Sosyete terzisi yarım kalan sözlerini tamamlama telaşıyla araya girdi.
“Beyefendi! Müsaade ederseniz sizlerin de beş on dakikanızı daha alacağım.”
“Ödemeyi mi konuşacaksınız?”
“Hayır efendim. Ne münasebet!..”
“O hâlde?..”
“Böylesi önemli, tekrarı olmayan bir günde yaşanacak tatsızlığın telafisi yok. Bu yüzden birkaç küçük bilgiye ihtiyacım var. Ayrıca değişmese de riske girmeyip ölçülerinizi hızla kontrol edelim derim.”
“Uzatmadan halledelim.”
Terzi vakit kaybetmeden ölçüleri alıp telefonla sekreterini çağırdı. Özenle hazırlandığı belli giysiler içinde gelen sekreter, müşterilere “hoş geldiniz” dedikten sonra beklemeksizin, kendisine verilen görevi yerine getirdi. “Yakınlık dereceniz?” sorusuyla başladı. Aldığı bilgileri tek tek not etti. Son soru diğerlerinden farklı yanıtlanacaktı.
“Lütfen sorunun yanıtını az, orta, çok diye veriniz. Duygularınızın, yüz ifadenizin hangi düzeyde yansıtılmasını istersiniz?”
Yaşlı adam duraksadı, eşine baktı. Göz göze geldiler. “Az” sözcüğü ağzından çıkarken kadın başıyla onayladı. Sekreter teşekkür edip odadan çıktı. Müşterilerini kapıya kadar uğurlayan adam döndüğünde hiç oyalanmadan çocukların ölçülerini aldı. Artık zamanla yarışıyordu.
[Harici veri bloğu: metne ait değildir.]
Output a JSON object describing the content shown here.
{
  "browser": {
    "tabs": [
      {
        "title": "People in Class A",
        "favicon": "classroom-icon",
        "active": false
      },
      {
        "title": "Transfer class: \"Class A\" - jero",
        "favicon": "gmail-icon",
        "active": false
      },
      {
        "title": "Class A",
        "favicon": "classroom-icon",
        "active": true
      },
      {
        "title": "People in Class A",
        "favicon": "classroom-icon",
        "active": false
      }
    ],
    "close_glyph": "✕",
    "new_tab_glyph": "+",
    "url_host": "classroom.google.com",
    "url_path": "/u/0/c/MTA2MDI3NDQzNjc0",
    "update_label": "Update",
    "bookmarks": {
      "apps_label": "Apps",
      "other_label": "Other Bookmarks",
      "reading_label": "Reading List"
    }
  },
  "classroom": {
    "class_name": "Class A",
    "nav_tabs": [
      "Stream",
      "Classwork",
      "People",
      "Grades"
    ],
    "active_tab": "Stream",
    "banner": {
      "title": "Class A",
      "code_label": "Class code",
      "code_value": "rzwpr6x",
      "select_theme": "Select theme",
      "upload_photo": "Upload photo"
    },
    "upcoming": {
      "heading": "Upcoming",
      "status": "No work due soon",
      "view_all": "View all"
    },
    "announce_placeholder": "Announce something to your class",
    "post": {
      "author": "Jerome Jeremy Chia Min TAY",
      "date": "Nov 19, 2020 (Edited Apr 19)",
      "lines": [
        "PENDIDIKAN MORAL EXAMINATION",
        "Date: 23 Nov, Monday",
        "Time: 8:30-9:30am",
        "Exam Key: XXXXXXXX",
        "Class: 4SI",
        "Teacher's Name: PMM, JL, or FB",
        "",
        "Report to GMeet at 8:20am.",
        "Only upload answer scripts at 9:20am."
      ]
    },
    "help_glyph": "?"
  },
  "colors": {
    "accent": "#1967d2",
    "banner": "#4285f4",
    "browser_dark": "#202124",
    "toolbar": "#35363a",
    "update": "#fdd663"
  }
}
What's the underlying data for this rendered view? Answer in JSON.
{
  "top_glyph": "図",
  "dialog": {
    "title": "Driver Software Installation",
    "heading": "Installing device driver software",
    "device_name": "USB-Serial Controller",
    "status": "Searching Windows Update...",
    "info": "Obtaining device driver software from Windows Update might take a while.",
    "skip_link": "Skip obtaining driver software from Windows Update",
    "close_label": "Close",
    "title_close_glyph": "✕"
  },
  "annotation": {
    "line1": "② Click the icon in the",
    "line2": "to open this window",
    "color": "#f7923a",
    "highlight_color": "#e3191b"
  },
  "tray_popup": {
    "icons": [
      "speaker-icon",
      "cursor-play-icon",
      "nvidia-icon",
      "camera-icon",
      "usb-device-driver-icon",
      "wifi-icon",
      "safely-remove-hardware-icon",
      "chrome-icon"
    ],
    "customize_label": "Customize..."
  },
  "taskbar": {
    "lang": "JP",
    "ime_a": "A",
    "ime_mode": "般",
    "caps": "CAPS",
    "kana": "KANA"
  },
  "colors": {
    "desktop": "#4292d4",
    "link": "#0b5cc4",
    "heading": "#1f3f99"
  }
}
Sosyete terzisi, söz verdiği gün tam vaktinde köşkün önündeydi. Giriş kapısının solundaki kulübenin dışında bekleyen görevli, kendisine tembih edildiğinden aracı bekletmeden bahçeye aldı. Siyah minibüs gösterilen yerde durdu. Terzi, yanında ikisi kadın dört elemanıyla araçtan indi; daha önce gelip sıralarını bekleyen diğer markaların personelinin önünden hızlı adımlarla geçip gittiler. O ana kadar kimsenin görmediği, kılıfındaki giysileri koşarcasına kendilerine gösterilen odalara götürdüler. Kapalı kapılar ardında zamanla yarış sürüyordu. Terzi odadan odaya koşuyor, inisiyatifi elden bırakmıyordu. Neredeyse iki saat sonra her şey tamamdı. Önce yeni ayakkabıları getiren firmanın elemanları ayrıldı. Terzinin talebi üzerine kuaförler son ana kadar köşkü terk etmediler. Terzi “her şey tamam!” dediğinde tüm aile üyelerini salonda toplandı. Son kontrolleri bitirmek üzereydi ki kapı çalındı. Hemen kapıya giden terzi kendisine uzatılan çantayı aldı, kapıyı sıkı sıkıya kapattı. Masaya bıraktığı çantayı açtı, mücevher gibi korunan gözlüklerden sağdakini çıkarttı. Önce evin hanımına arkasında göz yokmuş hissi uyandıran karanlık gözlüğü taktı; sonra diğerlerine. Evvelden hazırlattığı boy aynasının üzerindeki örtüyü kaldırırken uzun süren sessizliği bozdu.
“Efendim! Lütfettiğiniz bilgilere göre sizleri en iyi ancak bu gözlüklerin tamamlayacağına kanaat getirdim. Umarım sizin de içinize siner.”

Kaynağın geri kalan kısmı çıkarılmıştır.